После встречи проездом в Башкирию характер отношений с Ганичкой несколько изменился. В письмах его вдруг прорвались романтические ноты. Он почувствовал себя неуютно, одиноко, ему безумно захотелось иных отношений, иной ситуации… У него не осталось товарищей, все осудили его «дикий» поступок (как можно бросить юриспруденцию, в области которой он так «нужен и незаменим»?). Он был совершенно одинок. Не было любимой женщины, и ребенок, которому Ганин был беспредельно предан, все же не мог ее заменить.

Впечатлительный Ганичка влюбился в меня… С тем же пылом и с той же отдачей всей души, как и всегда и во всем. Но это было время, когда мои отношения с Маком еще ничего не омрачало и даже мысль о том, что мы можем расстаться, казалась нелепой и дикой. Мне было жаль Ганичку, но я ничем не могла ему помочь. Я только призывала его в письмах к благоразумию и старалась уверить, что рано или поздно он найдет другую женщину и полюбит ее…

Но Ганичка ничего не хотел слушать. Его письма – теперь чуть ли не ежедневные – и пылкие, и горестные, и нежные, и по-прежнему интересные, потому что он сам был человеком интересным, – меня волновали, и сама я ему писала тоже чуть не ежедневно, но мысли уйти от своей семьи у меня не возникало, и Ганичка ни на что не надеялся.

И все же мы встретились с ним в третий, последний раз, и эта встреча была самой продолжительной. Я работала в газетах, много разъезжала по стране, много видела, и «не вполне советские мысли» уже бродили в моей голове. Тут уже были и изгнание из «Артека», и другие литературные неприятности. Дома, в отношениях с Маком, у нас появились серьезные трещины, и у меня даже возникли мысли расстаться с ним.

К тому времени мы уже довольно давно жили в Москве, я иногда виделась с Ганичкой, и настало время, когда чуть-чуть не переехала к нему… Он испокон веку жил в комнате с крошечной кухонькой, безо всяких удобств, кроме водопровода, и единственной на целый этаж уборной, в старом многоквартирном доме на Вознесенской, недалеко от Арбатского рынка.

Когда я появлялась у него, Ганичка все хотел делать сам – варил пельмени, чистил картошку, кипятил чай, топил печку, не давая мне шевельнуть пальцем, чем, не понимая этого, меня угнетал и раздражал. Угнетал он и безапелляционностью своих суждений и взглядов. И так как, конечно, Ганичка был эрудированнее и образованнее меня, то и спорить с ним мне было очень трудно.

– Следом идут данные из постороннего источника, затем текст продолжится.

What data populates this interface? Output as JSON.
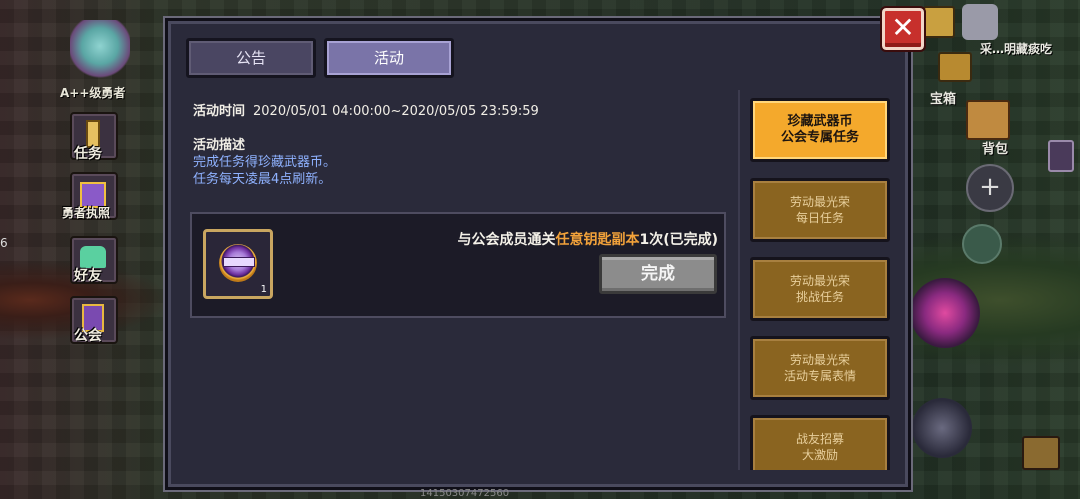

Но я все же спорила, как могла. Я видела ужасные плоды коллективизации, я видела «Артек» с его пустой муштрой и забиванием детских голов попугайскими догмами. Я знала, как делаются газеты, – ведь я сама для них писала. И мы спорили, сидя на полу перед открытой дверцей печки-голландки, балуясь чайком, а иногда и рюмочкой дешевого вина, припрятанного Ганичкой с получки специально для меня. Но мысль остаться с ним навсегда все же была для меня большой проблемой.

На это я так и не решилась. Причин тому было много: многолетняя дружба и любовь к Маку, дети, мама. А самая главная заключалась в самом Ганичке. Его несомненное превосходство во всем, как тогда мне казалось; убежденность в правоте своих взглядов и действий, железная логика – все это казалось теоретически правильным, но все же чувствовалось, что в его железной логике не хватает чего-то самого главного – простого, человеческого, а не «политического» отношения к людям, понимания тягот их жизни и слабостей, которых он не признавал и не умел прощать…

Меня это угнетало и создавало постоянное ощущение, что с ним что-то не так… Я восхищалась им искренне и восторженно как кристально честным, целеустремленным человеком, но понимала и то, что одного этого для семейной жизни недостаточно, и побоялась связать свою жизнь с ним. Так у нас ничего и не получилось. Мы расстались…

После моего «террористического» процесса Ганина вскоре исключили из партии. Он так и не сделал никакой технической карьеры, стал страдать какими-то невероятными головными болями и ушел на инвалидность с мизерной пенсией. Я знала, что это человек, который не то что в слове, но и в мыслях не может допустить ни малейшего компромисса с неправдой. И он знал все мои мысли и всю мою жизнь. И то, что я не стала его женой, не имело никакого значения. Я была уверена, что Ганичка скажет обо мне только правду.

Таков был мой третий и последний свидетель.

– Майор Ганин, как давно вы знаете подсудимую?

– Я знаю Евгению Николаевну Федорову давно, с 1925 года.

– Как близко вы ее знаете?

– Я знаю ее очень близко. Это единственная моя беспартийная знакомая. Больше, чем знакомая, это мой близкий друг.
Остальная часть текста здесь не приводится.